TOTAL CONFIANÇA EM DEUS MISERICORDIOSO
Côn. José Geraldo Vidigal de
Carvalho*
A confiança em Deus é fundamental ao cristão, mas
este corre o risco de não atingir o meio termo ao cultivar esta virtude. Há
dois extremos a serem evitados: a presunção e a pusilanimidade. Muitos
confundem a misericórdia divina com a complacência de Deus, como se Ele não se
importasse com os erros cometidos pelo ser humano. São aqueles que cometem
pecados até graves, mas, acobertados por uma falsa fidúcia, ficam com sua
consciência tranquila, porque mal formada e incorretamente informada sobre a
retidão do Ser Supremo. Ousam até comungar não estando em estado de graça,
cometendo assim um horripilo sacrilégio. No seu último livro “O nome de Deus é
misericórdia” o papa Francisco se referiu ao que ele declarara em uma de suas
homilias: “Pecadores, sim. Corruptos, não”. Explicou: “A corrupção é o pecado que,
em vez de ser reconhecido como tal e nos tornar humildes, é transformado em
sistema, torna-se um hábito mental, um modo de viver. Não nos sentimos mais
necessitados de perdão e de misericórdia, mas justificamos a nós mesmos e aos
nossos comportamentos”. Trata-se, de fato, do efeito de um procedimento
presunçoso. Outros, porém, por não conceituarem corretamente a confiança no Senhor
rumam para o desespero. Andam pelos vales sombrios da timidez e vivem receando
pela sua salvação eterna. Estes se esquecem que Deus é Pai e não decodificam os
gestos de bondade de Jesus tão generoso em perdoar como fez com Madalena, a
Mulher adúltera, o Bom Ladrão. Estes deveriam mentalizar o que o Papa Francisco
no seu referido livro declarou: “Misericórdia é a atitude divina que abraça, é
o doar-se de Deus que acolhe, que se dedica a perdoar. Jesus disse que não veio
para os justos, mas para os pecadores. Não veio para os sadios, que não
precisam de médico, mas para os doentes. Por isso, pode-se dizer que a
misericórdia é a carteira de identidade do nosso Deus. Deus de misericórdia,
Deus misericordioso”. Adite-se que segundo os Mestres espirituais os homens são
mais inclinados para a presunção e as mulheres se deixam levar mais pela
pusilanimidade. O justo termo entre estes dois posicionamentos é obtido
evidentemente por um verdadeiro conceito da justiça e da ternura divinas. Deus
perdoa sempre, mas é preciso que alguém ao cometer um desvio ético reconheça
com humildade seu erro e peça o perdão divino. Eis porque o papa Francisco na
citada obra exaltou o papel importantíssimo da Confissão, onde a ferida do
pecado “deve ser curada e medicada”. Entretanto, sem uma convicta fé na
misericórdia de Deus é impossível se chegar a uma absoluta confiança no Pai
celeste.
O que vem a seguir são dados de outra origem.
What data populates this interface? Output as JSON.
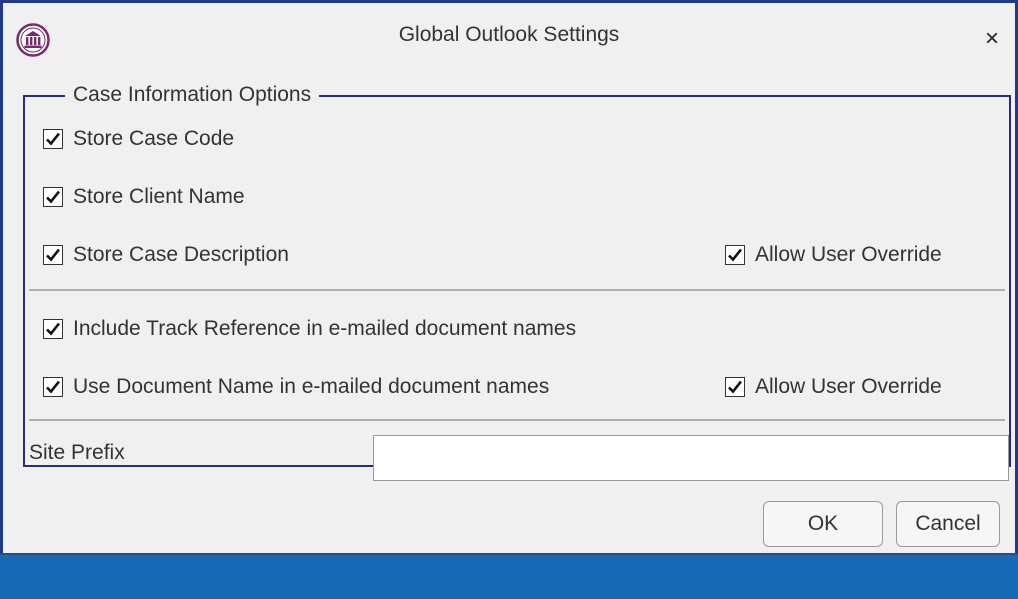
{
  "window": {
    "title": "Global Outlook Settings",
    "close_label": "×"
  },
  "group": {
    "legend": "Case Information Options",
    "items": [
      {
        "label": "Store Case Code",
        "checked": true
      },
      {
        "label": "Store Client Name",
        "checked": true
      },
      {
        "label": "Store Case Description",
        "checked": true
      },
      {
        "label": "Include Track Reference in e-mailed document names",
        "checked": true
      },
      {
        "label": "Use Document Name in e-mailed document names",
        "checked": true
      }
    ],
    "override_1": {
      "label": "Allow User Override",
      "checked": true
    },
    "override_2": {
      "label": "Allow User Override",
      "checked": true
    },
    "site_prefix": {
      "label": "Site Prefix",
      "value": ""
    }
  },
  "buttons": {
    "ok": "OK",
    "cancel": "Cancel"
  },
  "colors": {
    "frame": "#1f3a8a",
    "footer": "#1769b3",
    "group_border": "#2a2a8a"
  }
}
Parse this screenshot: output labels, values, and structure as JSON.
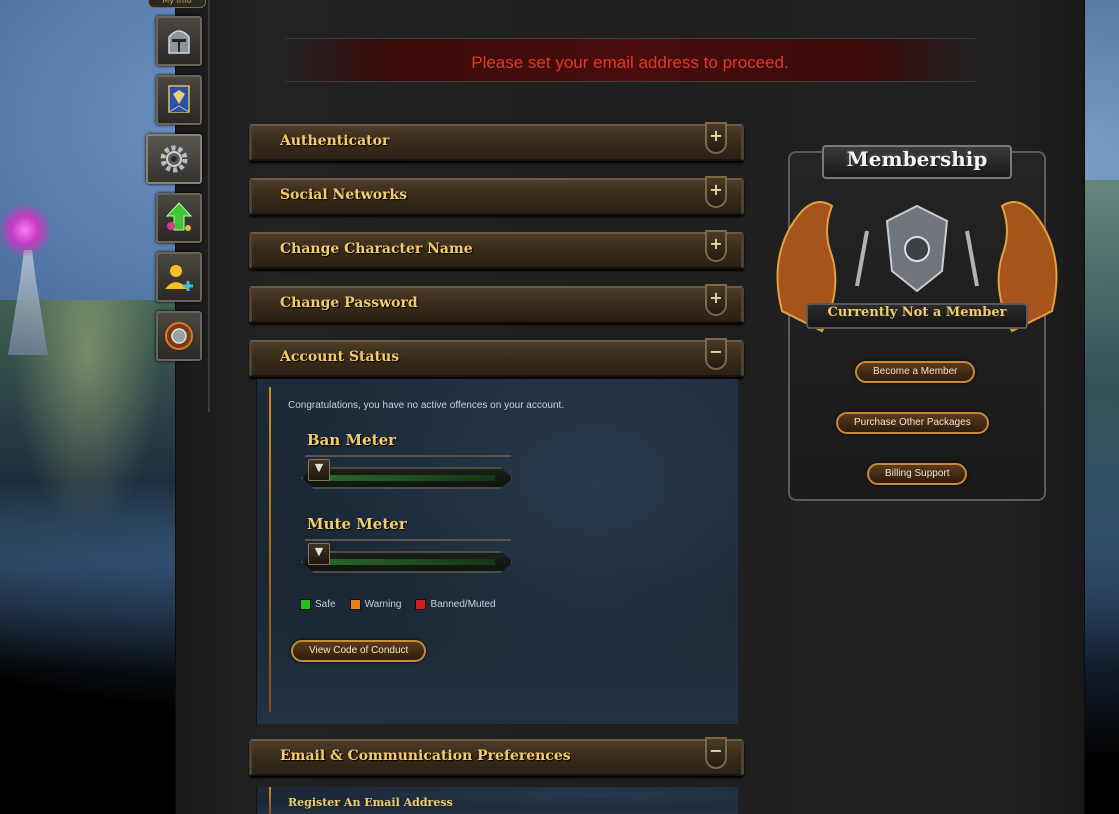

O Pe. Grou, místico do século
XVIII, no seu magnífico livro “Manual das almas interiores”, mostra como obter
a vitória contra o demônio e contra si mesmo como efeito desta adequada
confiança em Deus. É necessário, diz ele, estar atento contra o próprio
julgamento e a própria vontade; crer cada dia no amor de Deus, enfraquecendo
assim o amor próprio; sacrificar os interesses pessoais aos interesses do
Criador; entregar-se inteiramente a Deus, para que o amor próprio dê lugar ao amor
divino. Em síntese, trata-se de viver intensamente o que se reza ao Pai do Céu na
oração que Jesus ensinou: “Seja feita a vossa vontade”. A vontade de um Deus
que é Senhor misericordioso só pode trazer felicidade para os que reconhecem
que Ele é justo e clemente. Deste modo a fidúcia aumenta a certeza na bondade
divina e a misericórdia de Deus inflama na prática desta virtude da confiança.
Tudo isto deve ser meditado e vivido intensamente neste Ano Santo da
Misericórdia. * Professor no Seminário de Mariana durante 40 anos.